Australia, like many countries, is grappling with a health workforce shortages and maldistribution. The effectiveness and efficiency of healthcare services are intrinsically linked to the availability of a workforce that can meet the evolving needs of communities. Despite our world-class medical workforce, there are many regions where access to the appropriate healthcare professionals remains a challenge due to the maldistribution of healthcare professionals.

It is imperative Australia builds a medical workforce aligned with future needs, with a workforce that is balanced accorded to geographical needs with the appropriate mix of medical specialties. Without this workforce, Australia’s public hospitals will be left without the first prerequisite to drive high-quality patient care — our irreplicable doctor workforce.

What are the AMA’s proposed solutions for these challenges? 

Fund public hospitals to improve their performance and increase capacity

Urgent reform of public hospital funding is needed. The AMA’s vision is for a new funding approach to supplement the current focus on activity-based funding — one that includes funding for positive improvement, increased capacity, and reduced demand, and puts an end to the blame game.
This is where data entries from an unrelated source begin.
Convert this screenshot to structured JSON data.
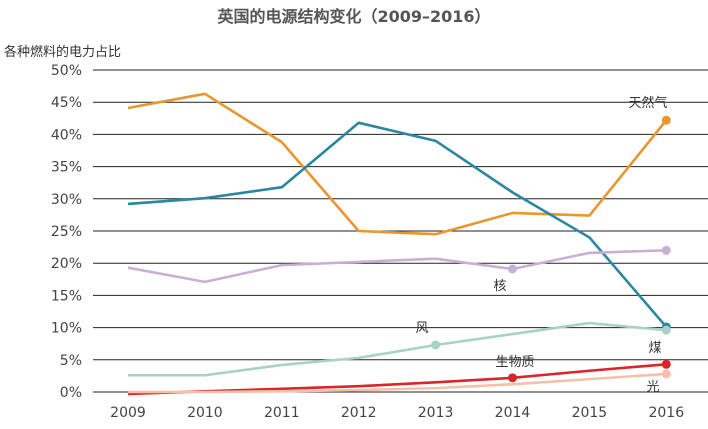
{
  "chart_data": {
    "type": "line",
    "title": "英国的电源结构变化（2009–2016）",
    "ylabel": "各种燃料的电力占比",
    "xlabel": "",
    "categories": [
      "2009",
      "2010",
      "2011",
      "2012",
      "2013",
      "2014",
      "2015",
      "2016"
    ],
    "ylim": [
      0,
      50
    ],
    "yticks": [
      "0%",
      "5%",
      "10%",
      "15%",
      "20%",
      "25%",
      "30%",
      "35%",
      "40%",
      "45%",
      "50%"
    ],
    "grid": true,
    "series": [
      {
        "name": "天然气",
        "color": "#e8962e",
        "values": [
          44.1,
          46.3,
          38.8,
          25.0,
          24.5,
          27.8,
          27.4,
          42.2
        ],
        "markers": [
          7
        ]
      },
      {
        "name": "煤",
        "color": "#2a87a0",
        "values": [
          29.2,
          30.1,
          31.8,
          41.8,
          39.0,
          31.0,
          24.0,
          10.1
        ],
        "markers": [
          7
        ]
      },
      {
        "name": "核",
        "color": "#c9b0d3",
        "values": [
          19.3,
          17.1,
          19.7,
          20.2,
          20.7,
          19.1,
          21.6,
          22.0
        ],
        "markers": [
          5,
          7
        ]
      },
      {
        "name": "风",
        "color": "#a8d3c4",
        "values": [
          2.6,
          2.6,
          4.2,
          5.3,
          7.3,
          9.0,
          10.7,
          9.6
        ],
        "markers": [
          4,
          7
        ]
      },
      {
        "name": "生物质",
        "color": "#d9262a",
        "values": [
          -0.3,
          0.1,
          0.5,
          0.9,
          1.5,
          2.2,
          3.3,
          4.3
        ],
        "markers": [
          5,
          7
        ]
      },
      {
        "name": "光",
        "color": "#f6c0a8",
        "values": [
          0.0,
          0.0,
          0.1,
          0.3,
          0.6,
          1.2,
          2.0,
          2.8
        ],
        "markers": [
          7
        ]
      }
    ]
  }
}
Hospitals running near or at capacity have less scope to improve efficiencies. Without spare capacity (beds and staff), they can't plan blocks of surgical time dedicated to alleviating waiting lists efficiently. This is removing the effectiveness of the efficiencies that ABF funding has been able to deliver up to 2021–22. This further limits the amount of activity afforded with the same funding.

While the federal government has committed to increase its share of future funding to 45 per cent of all activity in a future agreement, as well as lifting the cap on their contribution towards public hospitals in the next funding agreement, states and territories will need increase their capacity, and their funding/funding caps, to fully use this opportunity. Furthermore, the agreement should recognise and allow for periods where some of the additional funding cap is used up in the increasing costs of delivery of services, and accounts for this.
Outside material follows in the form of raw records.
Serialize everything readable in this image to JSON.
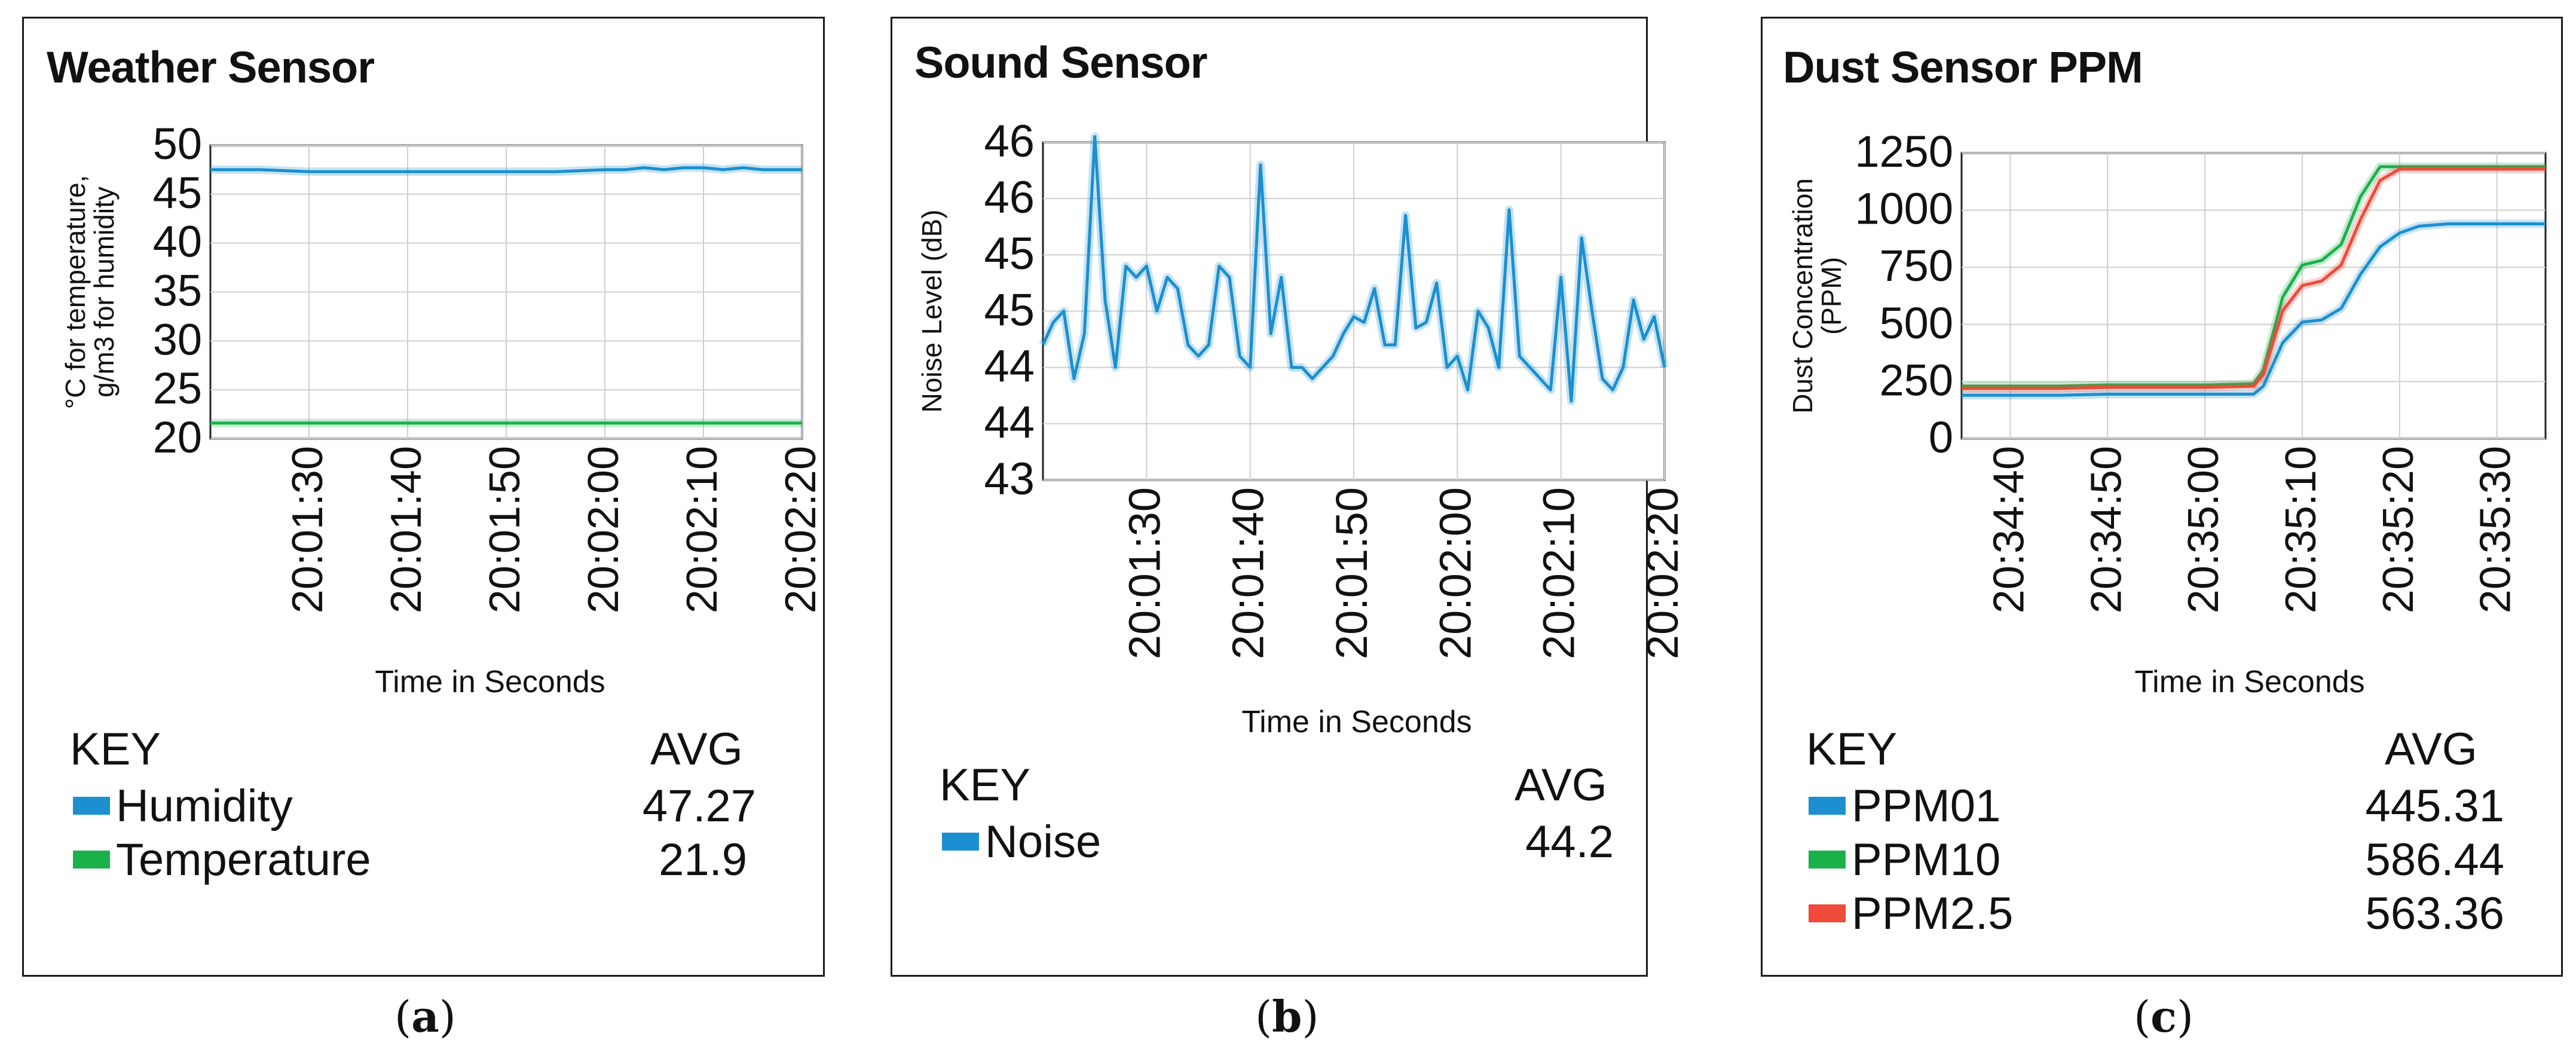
{
  "panels": [
    {
      "title": "Weather Sensor",
      "caption_letter": "a",
      "key_label": "KEY",
      "avg_label": "AVG",
      "legend": [
        {
          "name": "Humidity",
          "avg": "47.27",
          "color": "#1b8fd0"
        },
        {
          "name": "Temperature",
          "avg": "21.9",
          "color": "#1ab14a"
        }
      ]
    },
    {
      "title": "Sound Sensor",
      "caption_letter": "b",
      "key_label": "KEY",
      "avg_label": "AVG",
      "legend": [
        {
          "name": "Noise",
          "avg": "44.2",
          "color": "#1b8fd0"
        }
      ]
    },
    {
      "title": "Dust Sensor PPM",
      "caption_letter": "c",
      "key_label": "KEY",
      "avg_label": "AVG",
      "legend": [
        {
          "name": "PPM01",
          "avg": "445.31",
          "color": "#1b8fd0"
        },
        {
          "name": "PPM10",
          "avg": "586.44",
          "color": "#1ab14a"
        },
        {
          "name": "PPM2.5",
          "avg": "563.36",
          "color": "#f04a3a"
        }
      ]
    }
  ],
  "chart_data": [
    {
      "type": "line",
      "title": "Weather Sensor",
      "xlabel": "Time in Seconds",
      "ylabel": [
        "°C for temperature,",
        "g/m3 for humidity"
      ],
      "xlim": [
        80,
        140
      ],
      "ylim": [
        20,
        50
      ],
      "yticks": [
        20,
        25,
        30,
        35,
        40,
        45,
        50
      ],
      "xticks": [
        90,
        100,
        110,
        120,
        130,
        140
      ],
      "xtick_labels": [
        "20:01:30",
        "20:01:40",
        "20:01:50",
        "20:02:00",
        "20:02:10",
        "20:02:20"
      ],
      "x": [
        80,
        85,
        90,
        95,
        100,
        105,
        110,
        115,
        120,
        122,
        124,
        126,
        128,
        130,
        132,
        134,
        136,
        138,
        140
      ],
      "series": [
        {
          "name": "Humidity",
          "color": "#1b8fd0",
          "values": [
            47.5,
            47.5,
            47.3,
            47.3,
            47.3,
            47.3,
            47.3,
            47.3,
            47.5,
            47.5,
            47.7,
            47.5,
            47.7,
            47.7,
            47.5,
            47.7,
            47.5,
            47.5,
            47.5
          ]
        },
        {
          "name": "Temperature",
          "color": "#1ab14a",
          "values": [
            21.6,
            21.6,
            21.6,
            21.6,
            21.6,
            21.6,
            21.6,
            21.6,
            21.6,
            21.6,
            21.6,
            21.6,
            21.6,
            21.6,
            21.6,
            21.6,
            21.6,
            21.6,
            21.6
          ]
        }
      ]
    },
    {
      "type": "line",
      "title": "Sound Sensor",
      "xlabel": "Time in Seconds",
      "ylabel": "Noise Level (dB)",
      "xlim": [
        80,
        140
      ],
      "ylim": [
        43,
        46
      ],
      "yticks": [
        43,
        43.5,
        44,
        44.5,
        45,
        45.5,
        46
      ],
      "ytick_labels": [
        "43",
        "44",
        "44",
        "45",
        "45",
        "46",
        "46"
      ],
      "xticks": [
        90,
        100,
        110,
        120,
        130,
        140
      ],
      "xtick_labels": [
        "20:01:30",
        "20:01:40",
        "20:01:50",
        "20:02:00",
        "20:02:10",
        "20:02:20"
      ],
      "x": [
        80,
        81,
        82,
        83,
        84,
        85,
        86,
        87,
        88,
        89,
        90,
        91,
        92,
        93,
        94,
        95,
        96,
        97,
        98,
        99,
        100,
        101,
        102,
        103,
        104,
        105,
        106,
        107,
        108,
        109,
        110,
        111,
        112,
        113,
        114,
        115,
        116,
        117,
        118,
        119,
        120,
        121,
        122,
        123,
        124,
        125,
        126,
        127,
        128,
        129,
        130,
        131,
        132,
        133,
        134,
        135,
        136,
        137,
        138,
        139,
        140
      ],
      "series": [
        {
          "name": "Noise",
          "color": "#1b8fd0",
          "values": [
            44.2,
            44.4,
            44.5,
            43.9,
            44.3,
            46.05,
            44.6,
            44.0,
            44.9,
            44.8,
            44.9,
            44.5,
            44.8,
            44.7,
            44.2,
            44.1,
            44.2,
            44.9,
            44.8,
            44.1,
            44.0,
            45.8,
            44.3,
            44.8,
            44.0,
            44.0,
            43.9,
            44.0,
            44.1,
            44.3,
            44.45,
            44.4,
            44.7,
            44.2,
            44.2,
            45.35,
            44.35,
            44.4,
            44.75,
            44.0,
            44.1,
            43.8,
            44.5,
            44.35,
            44.0,
            45.4,
            44.1,
            44.0,
            43.9,
            43.8,
            44.8,
            43.7,
            45.15,
            44.5,
            43.9,
            43.8,
            44.0,
            44.6,
            44.25,
            44.45,
            44.0
          ]
        }
      ]
    },
    {
      "type": "line",
      "title": "Dust Sensor PPM",
      "xlabel": "Time in Seconds",
      "ylabel": [
        "Dust  Concentration",
        "(PPM)"
      ],
      "xlim": [
        35,
        95
      ],
      "ylim": [
        0,
        1250
      ],
      "yticks": [
        0,
        250,
        500,
        750,
        1000,
        1250
      ],
      "xticks": [
        40,
        50,
        60,
        70,
        80,
        90
      ],
      "xtick_labels": [
        "20:34:40",
        "20:34:50",
        "20:35:00",
        "20:35:10",
        "20:35:20",
        "20:35:30"
      ],
      "x": [
        35,
        40,
        45,
        50,
        55,
        60,
        65,
        66,
        68,
        70,
        72,
        74,
        76,
        78,
        80,
        82,
        85,
        90,
        95
      ],
      "series": [
        {
          "name": "PPM01",
          "color": "#1b8fd0",
          "values": [
            190,
            190,
            190,
            195,
            195,
            195,
            195,
            230,
            420,
            510,
            520,
            570,
            720,
            840,
            900,
            930,
            940,
            940,
            940
          ]
        },
        {
          "name": "PPM10",
          "color": "#1ab14a",
          "values": [
            230,
            230,
            230,
            235,
            235,
            235,
            240,
            300,
            620,
            760,
            780,
            850,
            1060,
            1190,
            1190,
            1190,
            1190,
            1190,
            1190
          ]
        },
        {
          "name": "PPM2.5",
          "color": "#f04a3a",
          "values": [
            220,
            220,
            220,
            225,
            225,
            225,
            230,
            280,
            560,
            670,
            690,
            760,
            960,
            1130,
            1180,
            1180,
            1180,
            1180,
            1180
          ]
        }
      ]
    }
  ]
}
However, the negotiations, agreement and commencement of a new agreement have been further delayed, due to protracted negotiations and political elections. In the short term, the existing agreement will continue, albeit with additional federal funding added for the 12-month extension.  The AMA has welcomed the additional federal funding, while criticising the delay of further, long-term reform and matched funding increases. As such, the AMA continues to call for funding in addition to the latest federal announcement. A further commitment is needed by the federal, state and territory governments to increase funding for hospitals to lift activity to better meet community demand, and in doing so, make use of the increased activity cap, improve performance, and expand capacity.
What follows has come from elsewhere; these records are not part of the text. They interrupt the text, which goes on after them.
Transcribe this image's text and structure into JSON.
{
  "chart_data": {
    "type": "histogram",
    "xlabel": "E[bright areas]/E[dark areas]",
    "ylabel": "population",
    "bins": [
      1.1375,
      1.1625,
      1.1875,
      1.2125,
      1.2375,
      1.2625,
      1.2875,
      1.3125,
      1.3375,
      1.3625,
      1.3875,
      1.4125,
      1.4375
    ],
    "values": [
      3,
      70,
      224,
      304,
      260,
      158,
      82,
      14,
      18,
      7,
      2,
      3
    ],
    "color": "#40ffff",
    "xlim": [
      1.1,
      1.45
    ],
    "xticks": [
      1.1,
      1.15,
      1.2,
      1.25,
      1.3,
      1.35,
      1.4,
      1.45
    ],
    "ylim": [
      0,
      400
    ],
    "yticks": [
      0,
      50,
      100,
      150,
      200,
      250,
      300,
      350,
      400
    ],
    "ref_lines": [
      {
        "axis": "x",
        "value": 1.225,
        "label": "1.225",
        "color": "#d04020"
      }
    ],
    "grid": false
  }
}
Establish and fund an independent national health workforce planning agency

The primary role of an independent national health workforce planning agency is to ensure the healthcare workforce meets the current and future healthcare needs of the population, through planning, co-ordination and policy advice. The agency would take into account factors such as population demographics, healthcare trends, technological advancements, and the changing nature of diseases to make informed decisions about workforce requirements.

The AMA is calling for the establishment and funding of an independent national health workforce planning agency to collate, analyse, and utilise health workforce data to inform evidence-based policies and strategies, enabling us to proactively and efficiently adapt to changing healthcare demands and ensure all Australians have access to high-quality healthcare. It should also use this data to produce evidence-based national supply and demand projections for various health professions based on a range of alternative planning scenarios. This will ensure Australia has a health workforce — with the right skills and in the right locations — to meet community needs and demand. Given the focus on the medical workforce with the National Medical Workforce Strategy 2021–2031, priority should be given to medical workforce planning in the first instance.